Halloween costumes are worn once a year, so they don’t wear out like regular clothes. Dress up your little ones in the same outfits your older kids sported last year. Don’t have older kids? Little ones refuse to re-use older siblings costumes? Ask the other parents at school or daycare if they have costumes to lend or trade.

 7. Swap your costumes

Lots of communities organize costume swaps, so that families can trade baby costumes for toddler outfits, or just get rid of monster masks and witch robes they’re no longer using. If your town doesn’t have one, think about organizing a swap at your school or church or community center. Or check out the gently used costumes at commercial aggregators like Swap.com

 8. Buy candy in bulk—unless you’re off the beaten track

You can save money on trick-or-treat supplies by buying in bulk at retail outlets like CostCo. (Though of course, if you live in a place with few kids or lots of space between houses or just not a lot of Halloween activity, you’ll probably want to limit your purchases.)  Also, don’t feel like you have to purchase full-sized candy bars or designer chocolate. Off-brand candy can be just as tasty.

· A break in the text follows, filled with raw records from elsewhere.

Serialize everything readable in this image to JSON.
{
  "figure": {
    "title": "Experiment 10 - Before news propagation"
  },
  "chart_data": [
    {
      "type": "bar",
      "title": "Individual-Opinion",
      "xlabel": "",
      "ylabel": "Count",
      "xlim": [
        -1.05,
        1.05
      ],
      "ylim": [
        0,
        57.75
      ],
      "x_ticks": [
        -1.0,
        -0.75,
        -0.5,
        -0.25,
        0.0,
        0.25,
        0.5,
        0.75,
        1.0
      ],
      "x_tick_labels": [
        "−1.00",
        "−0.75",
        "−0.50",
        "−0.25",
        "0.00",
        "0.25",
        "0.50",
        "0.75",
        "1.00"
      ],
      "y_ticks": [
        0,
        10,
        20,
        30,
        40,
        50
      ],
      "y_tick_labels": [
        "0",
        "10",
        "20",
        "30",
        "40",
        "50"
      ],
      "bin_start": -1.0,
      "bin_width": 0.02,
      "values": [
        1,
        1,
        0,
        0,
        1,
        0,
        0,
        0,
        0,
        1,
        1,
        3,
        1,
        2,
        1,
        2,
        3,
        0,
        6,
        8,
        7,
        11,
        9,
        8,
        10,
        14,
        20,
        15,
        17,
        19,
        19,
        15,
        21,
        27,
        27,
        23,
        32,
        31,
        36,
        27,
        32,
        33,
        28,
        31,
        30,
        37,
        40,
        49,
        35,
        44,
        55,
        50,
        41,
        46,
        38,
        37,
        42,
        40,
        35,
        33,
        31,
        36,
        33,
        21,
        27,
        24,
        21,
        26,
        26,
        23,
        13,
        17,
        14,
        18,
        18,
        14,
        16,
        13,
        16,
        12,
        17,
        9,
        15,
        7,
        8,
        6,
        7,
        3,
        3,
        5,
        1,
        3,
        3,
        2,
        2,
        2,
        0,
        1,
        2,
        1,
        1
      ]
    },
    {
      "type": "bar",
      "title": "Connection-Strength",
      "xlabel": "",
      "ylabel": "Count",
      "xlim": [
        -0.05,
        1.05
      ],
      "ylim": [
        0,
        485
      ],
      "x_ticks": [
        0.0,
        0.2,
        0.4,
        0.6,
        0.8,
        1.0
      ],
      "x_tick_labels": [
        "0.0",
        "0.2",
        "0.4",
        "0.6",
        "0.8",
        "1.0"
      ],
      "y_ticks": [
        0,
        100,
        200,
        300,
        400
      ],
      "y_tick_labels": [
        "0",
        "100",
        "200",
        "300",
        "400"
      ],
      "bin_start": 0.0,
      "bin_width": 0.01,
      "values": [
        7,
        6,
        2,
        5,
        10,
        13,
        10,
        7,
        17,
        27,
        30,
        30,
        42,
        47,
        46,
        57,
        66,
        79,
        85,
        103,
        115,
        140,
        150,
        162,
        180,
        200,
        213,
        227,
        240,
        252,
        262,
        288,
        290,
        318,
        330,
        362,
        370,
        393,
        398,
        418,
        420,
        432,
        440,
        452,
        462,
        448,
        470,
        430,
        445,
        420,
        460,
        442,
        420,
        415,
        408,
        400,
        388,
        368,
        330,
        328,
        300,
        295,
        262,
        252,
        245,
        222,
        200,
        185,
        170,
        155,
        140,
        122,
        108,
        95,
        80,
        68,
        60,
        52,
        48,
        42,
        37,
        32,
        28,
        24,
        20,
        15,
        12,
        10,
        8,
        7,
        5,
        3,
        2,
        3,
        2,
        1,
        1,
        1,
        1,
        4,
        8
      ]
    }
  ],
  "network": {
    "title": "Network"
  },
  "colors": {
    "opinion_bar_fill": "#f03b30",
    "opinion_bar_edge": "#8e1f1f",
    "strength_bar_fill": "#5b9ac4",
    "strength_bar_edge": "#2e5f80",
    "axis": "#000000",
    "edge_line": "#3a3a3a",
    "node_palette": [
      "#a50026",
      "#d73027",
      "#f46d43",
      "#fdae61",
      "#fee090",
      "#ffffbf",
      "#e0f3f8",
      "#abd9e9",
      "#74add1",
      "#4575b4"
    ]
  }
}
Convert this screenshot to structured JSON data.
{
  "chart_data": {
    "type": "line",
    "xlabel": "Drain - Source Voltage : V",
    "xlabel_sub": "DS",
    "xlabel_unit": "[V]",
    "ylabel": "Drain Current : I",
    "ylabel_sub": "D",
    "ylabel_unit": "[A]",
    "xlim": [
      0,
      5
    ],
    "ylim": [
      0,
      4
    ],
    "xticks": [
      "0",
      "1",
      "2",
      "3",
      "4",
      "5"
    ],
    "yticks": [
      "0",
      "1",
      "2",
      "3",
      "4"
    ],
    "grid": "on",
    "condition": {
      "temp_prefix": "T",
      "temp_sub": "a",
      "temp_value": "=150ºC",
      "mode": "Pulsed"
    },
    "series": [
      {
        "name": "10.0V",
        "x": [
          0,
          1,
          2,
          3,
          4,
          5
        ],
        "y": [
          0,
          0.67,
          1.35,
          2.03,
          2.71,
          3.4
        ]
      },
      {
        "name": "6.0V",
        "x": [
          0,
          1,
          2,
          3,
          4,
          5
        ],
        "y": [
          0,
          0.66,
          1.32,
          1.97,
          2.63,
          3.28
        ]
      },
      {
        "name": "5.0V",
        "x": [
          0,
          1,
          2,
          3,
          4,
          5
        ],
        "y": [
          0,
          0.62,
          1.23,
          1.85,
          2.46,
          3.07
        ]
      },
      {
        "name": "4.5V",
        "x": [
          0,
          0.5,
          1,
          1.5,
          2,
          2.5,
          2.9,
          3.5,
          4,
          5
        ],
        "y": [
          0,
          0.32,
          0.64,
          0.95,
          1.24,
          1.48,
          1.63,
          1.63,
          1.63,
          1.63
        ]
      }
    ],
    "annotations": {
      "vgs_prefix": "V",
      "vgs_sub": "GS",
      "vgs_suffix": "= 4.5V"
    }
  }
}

 9. Learn to love reusable decorations

Hand-carved Jack O’Lanterns are wonderful, but they only last a week or two. You can stock up on plastic, reusable Halloween decorations for less than the cost of real pumpkins and use them year after year.

10. Think ahead for next year

The best and cheapest time to buy Halloween gear is November 1st, when racks of costumes and piles of unsold decorations go on sale. Why not stock up for next year now, when prices are low? The next Halloween is — BOO! — already sneaking up on you.